The water supplies of 41 million people are affected. Even though the dosage is far smaller than prescription strength, scientists are (rightly, in my opinion) concerned about the long-term effects. There are a lot of things happening, like the huge increase in autism, that there is no explanation for.

And if Austin's water had pharmaceuticals in it, filters would be useless. They don't screen for drugs. So those 41 million Americans are kind of helpless about this. I think they might be angry and demand action from elected officials. I am, and it doesn't even affect me.

How do pharmaceuticals get into the water supply? People take pills, and livestock growers give pharmaceuticals to chickens, cattle, pigs, etc. The body absorbs some, and the rest goes down the toilet (or out into the field, where rain washes it into surface water and aquifers).

Municipal wastewater is treated before being released (usually into rivers), and drinking water also gets treated before being sent through the pipes to our faucets. But treatments do not completely purify the water. They also don't screen for pharmaceuticals.

The reasons given for Austin's clean water is that our water supply comes from the Highland Lakes, and there are no major cities upstream.

Philadelphia had 56 pharmaceuticals in its water supply. Washington DC had 6. San Francisco (do I hear snickers?) had sex hormones in its water.

Tellingly, officials at several municipal or regional water providers told AP there were no pharmaceuticals in their supplies, but AP, through independent testing, found otherwise.

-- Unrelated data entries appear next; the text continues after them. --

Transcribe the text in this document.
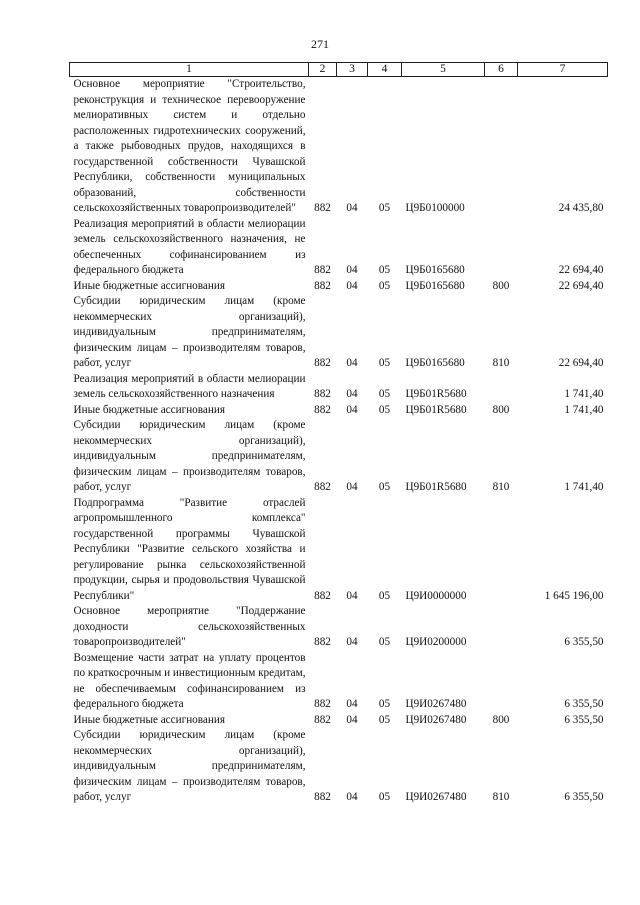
271
1	2	3	4	5	6	7
Основное мероприятие "Строительство, реконструкция и техническое перевооружение мелиоративных систем и отдельно расположенных гидротехнических сооружений, а также рыбоводных прудов, находящихся в государственной собственности Чувашской Республики, собственности муниципальных образований, собственности сельскохозяйственных товаропроизводителей"	882	04	05	Ц9Б0100000		24 435,80
Реализация мероприятий в области мелиорации земель сельскохозяйственного назначения, не обеспеченных софинансированием из федерального бюджета	882	04	05	Ц9Б0165680		22 694,40
Иные бюджетные ассигнования	882	04	05	Ц9Б0165680	800	22 694,40
Субсидии юридическим лицам (кроме некоммерческих организаций), индивидуальным предпринимателям, физическим лицам – производителям товаров, работ, услуг	882	04	05	Ц9Б0165680	810	22 694,40
Реализация мероприятий в области мелиорации земель сельскохозяйственного назначения	882	04	05	Ц9Б01R5680		1 741,40
Иные бюджетные ассигнования	882	04	05	Ц9Б01R5680	800	1 741,40
Субсидии юридическим лицам (кроме некоммерческих организаций), индивидуальным предпринимателям, физическим лицам – производителям товаров, работ, услуг	882	04	05	Ц9Б01R5680	810	1 741,40
Подпрограмма "Развитие отраслей агропромышленного комплекса" государственной программы Чувашской Республики "Развитие сельского хозяйства и регулирование рынка сельскохозяйственной продукции, сырья и продовольствия Чувашской Республики"	882	04	05	Ц9И0000000		1 645 196,00
Основное мероприятие "Поддержание доходности сельскохозяйственных товаропроизводителей"	882	04	05	Ц9И0200000		6 355,50
Возмещение части затрат на уплату процентов по краткосрочным и инвестиционным кредитам, не обеспечиваемым софинансированием из федерального бюджета	882	04	05	Ц9И0267480		6 355,50
Иные бюджетные ассигнования	882	04	05	Ц9И0267480	800	6 355,50
Субсидии юридическим лицам (кроме некоммерческих организаций), индивидуальным предпринимателям, физическим лицам – производителям товаров, работ, услуг	882	04	05	Ц9И0267480	810	6 355,50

So people are lying about this. And, get this. Some officials are refusing to release results because of post-9-11 concerns. With this news, I'm imagining terrorists laughing their asses off.

The article says, "...small amounts of medication have affected human embryonic kidney cells, human blood cells and human breast cancer cells. The cancer cells proliferated too quickly, the kidney cells grew too slowly, and the blood cells showed biological activity associated with inflammation."

People drink a lot of water every day.

We are cautioned not to mix pharmaceuticals, to be sure our pharmacist and doctor know about every prescription we are taking, because they can negatively interact.

Well, who knows what kind of cocktails people are innocently consuming every time they go to the water fountain?

Think about that, and then do something. Demand change.